The experience of traversing the city at war is no longer one of free passage. Public routes are no longer open territory, but are transformed into militarized zones – into spaces of tactical movements, occupied buildings, barricaded squares, suicidal no-go-areas and undetected patrols. At these moments, revolutionary forces on the winding path to the Kremlin are forced to repeat history itself, in an endless cycle of climbing to power and being overthrown.
Potential Catastrophe City
Potential Catastrophe City
Atomic Moscow: 55°45”6’N37°37”4’E50MT1962OCT2712:00EDT
After the Hiroshima bombing, the shadow of the atomic bomb shrouded the world in fear, feeding suspicion and the polarization of the Cold War era. The fear of nuclear war during the Cold War affected the city physically and mentally, as can be seen in Moscow. The Kremlin powers created the Metro-2 line, which was constructed only for the privileged to evacuate at the moment of nuclear attack. Between the Kremlin, which is the center of the political power, and Metro-2, which lies 200 meters deep, a huge destructive energy has lain dormant during the Cold War era.
The entanglement of fear and power also affected the city’s functioning Metro subway system. Underground stations of the Metro were elaborately located throughout the city fabric, often adjacent / connected to the Metro-2 line, and the depth of the tunnels is beyond compare to other cities. When the role of these infrastructures changed to a potentially duel role as nuclear shelters, many invisible forces began to affect the Metro design. These include nuclear power, the locations of important buildings, political power and discrimination. This project illustrates how the threat of potential catastrophe makes the Metro system play a role as another city under Moscow.
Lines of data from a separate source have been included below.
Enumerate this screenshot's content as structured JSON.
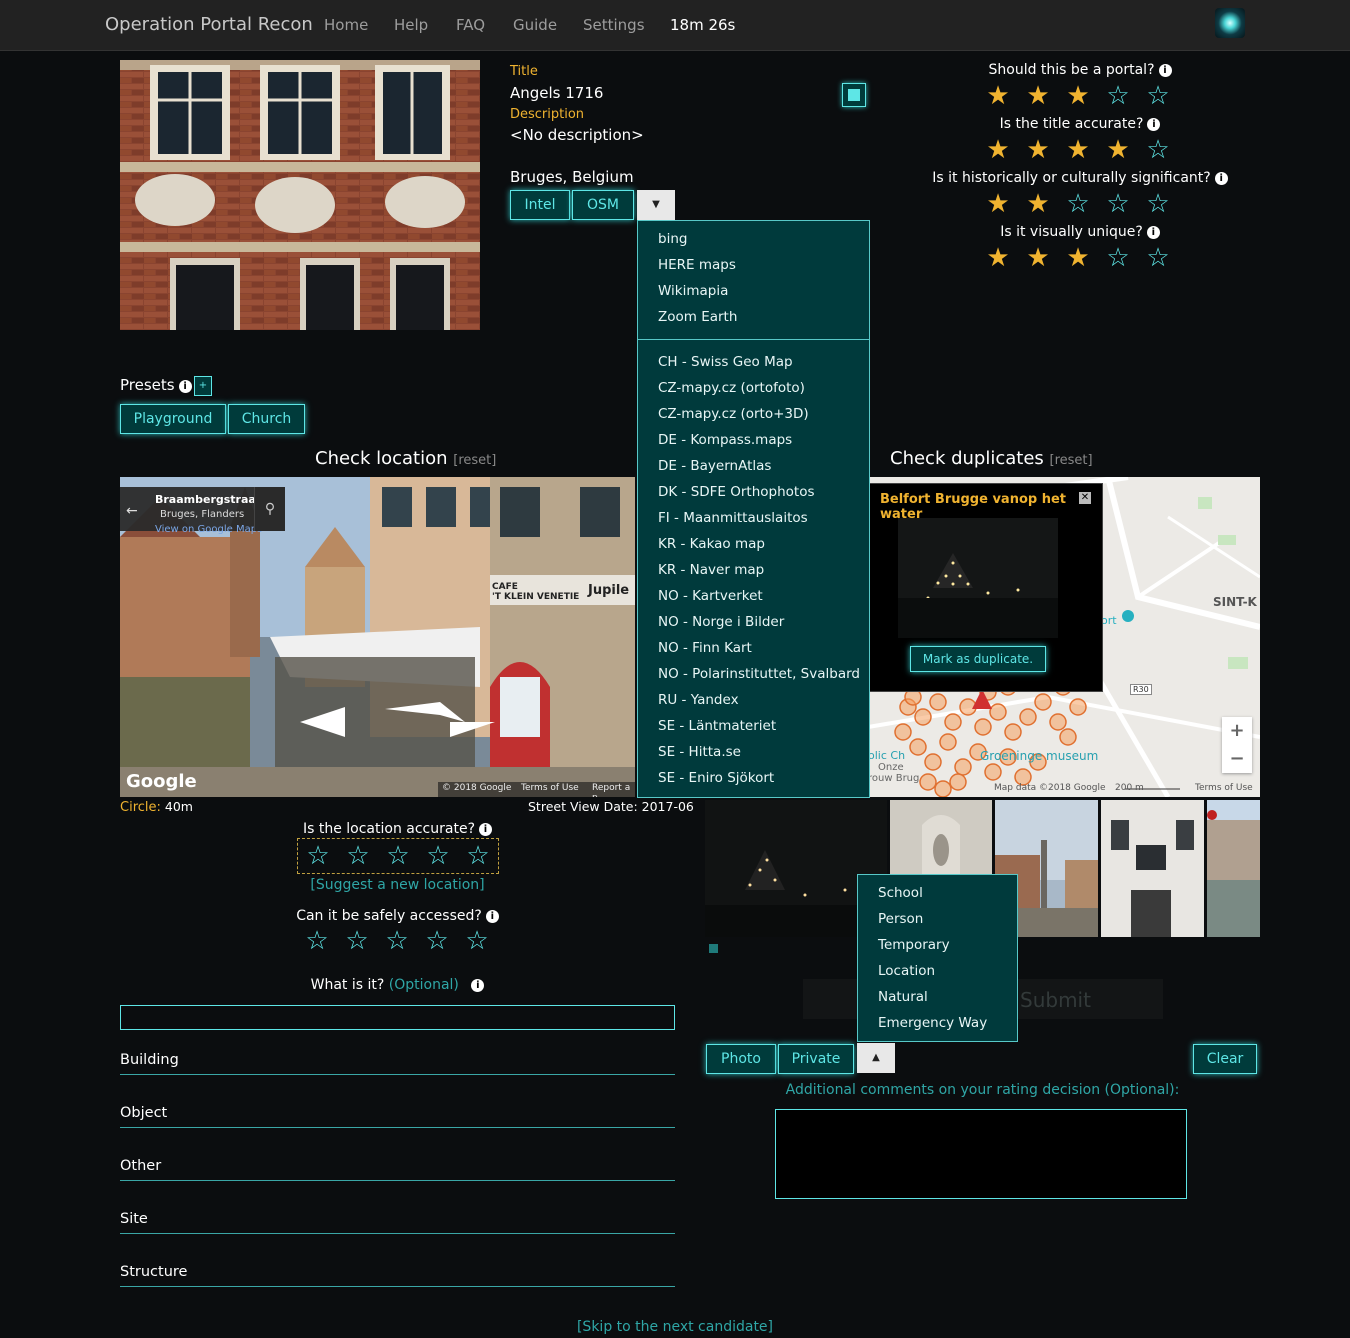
{
  "nav": {
    "brand": "Operation Portal Recon",
    "links": [
      "Home",
      "Help",
      "FAQ",
      "Guide",
      "Settings"
    ],
    "timer": "18m 26s"
  },
  "candidate": {
    "title_label": "Title",
    "title": "Angels 1716",
    "description_label": "Description",
    "description": "<No description>",
    "location": "Bruges, Belgium",
    "map_buttons": [
      "Intel",
      "OSM"
    ]
  },
  "map_dropdown": {
    "group1": [
      "bing",
      "HERE maps",
      "Wikimapia",
      "Zoom Earth"
    ],
    "group2": [
      "CH - Swiss Geo Map",
      "CZ-mapy.cz (ortofoto)",
      "CZ-mapy.cz (orto+3D)",
      "DE - Kompass.maps",
      "DE - BayernAtlas",
      "DK - SDFE Orthophotos",
      "FI - Maanmittauslaitos",
      "KR - Kakao map",
      "KR - Naver map",
      "NO - Kartverket",
      "NO - Norge i Bilder",
      "NO - Finn Kart",
      "NO - Polarinstituttet, Svalbard",
      "RU - Yandex",
      "SE - Läntmateriet",
      "SE - Hitta.se",
      "SE - Eniro Sjökort"
    ]
  },
  "ratings": {
    "portal": {
      "question": "Should this be a portal?",
      "value": 3
    },
    "title": {
      "question": "Is the title accurate?",
      "value": 4
    },
    "history": {
      "question": "Is it historically or culturally significant?",
      "value": 2
    },
    "unique": {
      "question": "Is it visually unique?",
      "value": 3
    },
    "location": {
      "question": "Is the location accurate?",
      "value": 0
    },
    "safety": {
      "question": "Can it be safely accessed?",
      "value": 0
    }
  },
  "presets": {
    "label": "Presets",
    "add_label": "+",
    "buttons": [
      "Playground",
      "Church"
    ]
  },
  "check_location": {
    "heading": "Check location",
    "reset": "[reset]",
    "street_name": "Braambergstraat",
    "street_sub": "Bruges, Flanders",
    "street_link": "View on Google Maps",
    "google_logo": "Google",
    "copyright": "© 2018 Google",
    "terms": "Terms of Use",
    "report": "Report a p",
    "cafe_sign": "CAFE\n'T KLEIN VENETIE",
    "jupiler": "Jupile",
    "circle_label": "Circle:",
    "circle_value": "40m",
    "street_view_date": "Street View Date: 2017-06",
    "suggest": "[Suggest a new location]"
  },
  "what_is_it": {
    "question": "What is it?",
    "optional": "(Optional)",
    "options": [
      "Building",
      "Object",
      "Other",
      "Site",
      "Structure"
    ]
  },
  "check_duplicates": {
    "heading": "Check duplicates",
    "reset": "[reset]",
    "popup_title": "Belfort Brugge vanop het water",
    "mark_button": "Mark as duplicate.",
    "map_labels": {
      "sint": "SINT-K",
      "r30": "R30",
      "museum": "Groeninge museum",
      "olic": "olic Ch",
      "onze": "Onze",
      "rouw": "rouw Brug",
      "ort": "ort"
    },
    "map_data": "Map data ©2018 Google",
    "scale": "200 m",
    "terms": "Terms of Use",
    "zoom_in": "+",
    "zoom_out": "−"
  },
  "reject_dropdown": {
    "items": [
      "School",
      "Person",
      "Temporary",
      "Location",
      "Natural",
      "Emergency Way"
    ]
  },
  "actions": {
    "submit": "Submit",
    "photo": "Photo",
    "private": "Private",
    "clear": "Clear",
    "comments_label": "Additional comments on your rating decision (Optional):",
    "skip": "[Skip to the next candidate]"
  },
  "colors": {
    "accent": "#5ee6e6",
    "star": "#f0b330",
    "dropdown_bg": "#003a3c"
  }
}
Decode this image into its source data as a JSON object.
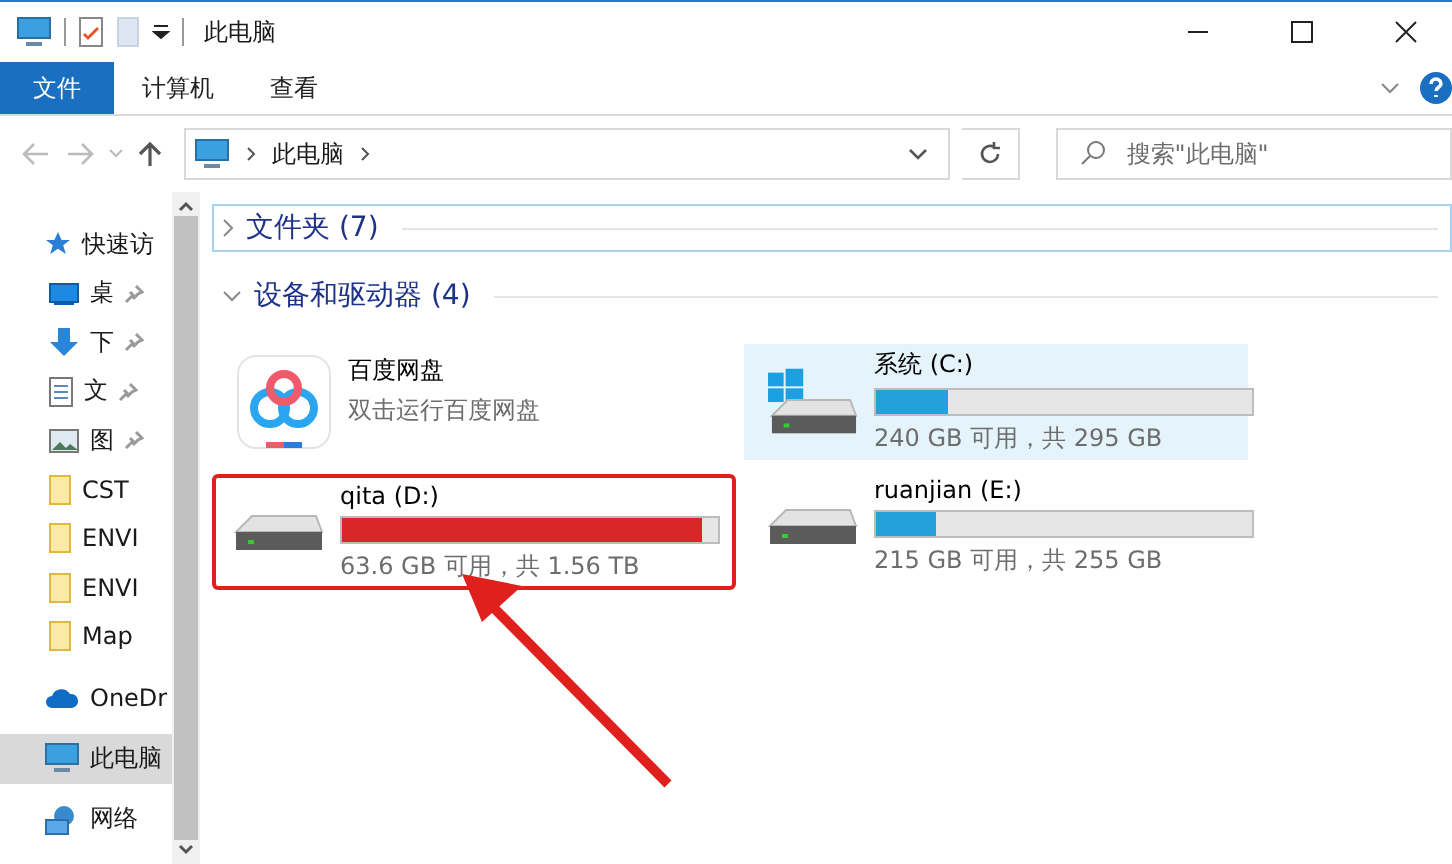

Global Interactions: Rewriting the Local
Call centers in New Delhi create a complex network of specific places that coexist with and modify the traditional spaces of the city. This seemingly homogenizing activity has particular and paradoxical characteristics: a network of universities, training centers and companies located within the city that are more oriented toward the outside world, creating a constant friction with local traditions.
This project analyzes the provisional relationship between those spaces that reach beyond the city and those that operate on a local level, understanding the interrelationship between global and local.
Behind the Image
Behind the Image
Interpretative readings of Moscow are explored through the artifact of a postcard, examining the messages they attempt to convey to an unfamiliar public. The project focuses on the nature of seeing in relationship to postcards, focusing on what one wishes to display and what is marked or hidden. This concept is explored through temporal studies of postcards examining four sites in Moscow – the Red Square, the Kremlin, Arbat Street, and Novodevichy Convent. The final readings of the project display past historical events and transformations through the superficial image of the city as depicted in postcards.